How to calculate torque on a body falling freely through the sky?

[pointdexter16]

TL;DR Summary

if a body is pivoted at a point it is quite easy to calculate the torque as we know the axis of rotation. but, if a body is under free fall and we apply a force of F newtons at a distance of x from its centre of mass , then how do we determine the axis of rotation?

if a body is pivoted at a point it is quite easy to calculate the torque as we know the axis of rotation. but, if a body is under free fall and we apply a force of F Newtons at a distance of x from its centre of mass , then how do we determine the axis of rotation?

 

[Baluncore]

Welcome to PF.

The body will rotate about the centre of mass. As the body falls it also has an aerodynamic centre of drag. The distance between the centre of mass and the centre of drag, provides the torque arm that may cause the object to rotate.

 

[nasu]

The torque depends on the point you choose to calculate it. It does not matter what the body does. The torque will have different values for different reference points (or axes). It's up to you to pick up a point that is convenient or useful for what you want to do with the values of the torque. But you can calculate it around any axis you want.

 

[kuruman]

The angular momentum of a body can be decomposed into two vectors: (a) angular momentum about the center of mass, more descriptively the spin angular momentum and (b) angular momentum of the center of mass, more descriptively the orbital angular momentum. Both vectors require a torque to change. A torque $\vec \tau=\vec r \times \vec F$ will have different effects depending on $\vec r$ which is the position vector from the origin to the point of application of the force.

Consider a fixed force $\vec F$ applied on a body. The question is, "what is the position vector $\vec r~$? The answer is, "it depends on where you choose the origin." If you choose it at the center of mass of the object, its spin angular momentum will change in a direction perpendicular to the plane defined by the force and the position vector; its orbital angular momentum will not change. This is the situation described by @Baluncore in post #2. If you choose the origin about any point other than the center of mass, then both spin and orbital angular momentum will change in a way that depends on your choice.

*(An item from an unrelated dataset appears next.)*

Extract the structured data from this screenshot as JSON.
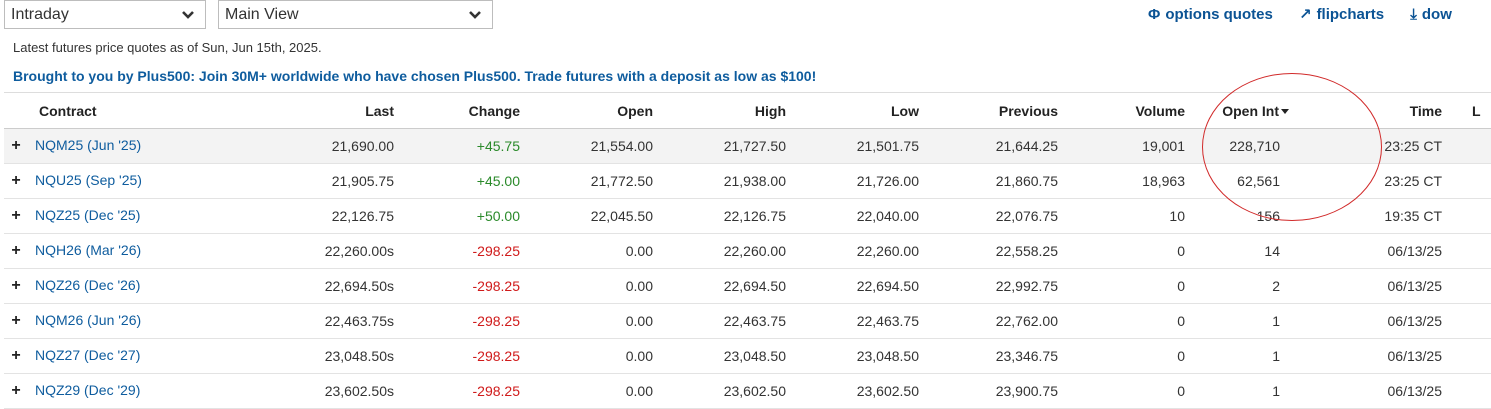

Specifically, for a mass falling from rest, if you choose the origin directly above the center of mass, the angular momentum will not change about that origin which means, of course, that the torque will be zero. However, if you choose the origin at perpendicular distance $R$ from the straight line trajectory, the magnitude of the torque will be $\tau = mgR$ and the orbital angular momentum about the origin will vary in time according to $L=mgtR$. If you tack on the mechanism suggested by @Baluncore, there will also be a change in the spin angular momentum.

 

[Lnewqban]

Welcome!
Respect to the ground, anybody in free fall, if rotating, will naturally tend to rotate around its center of mass.
During the time an external force other than weight and drag is applied, the body is not free falling.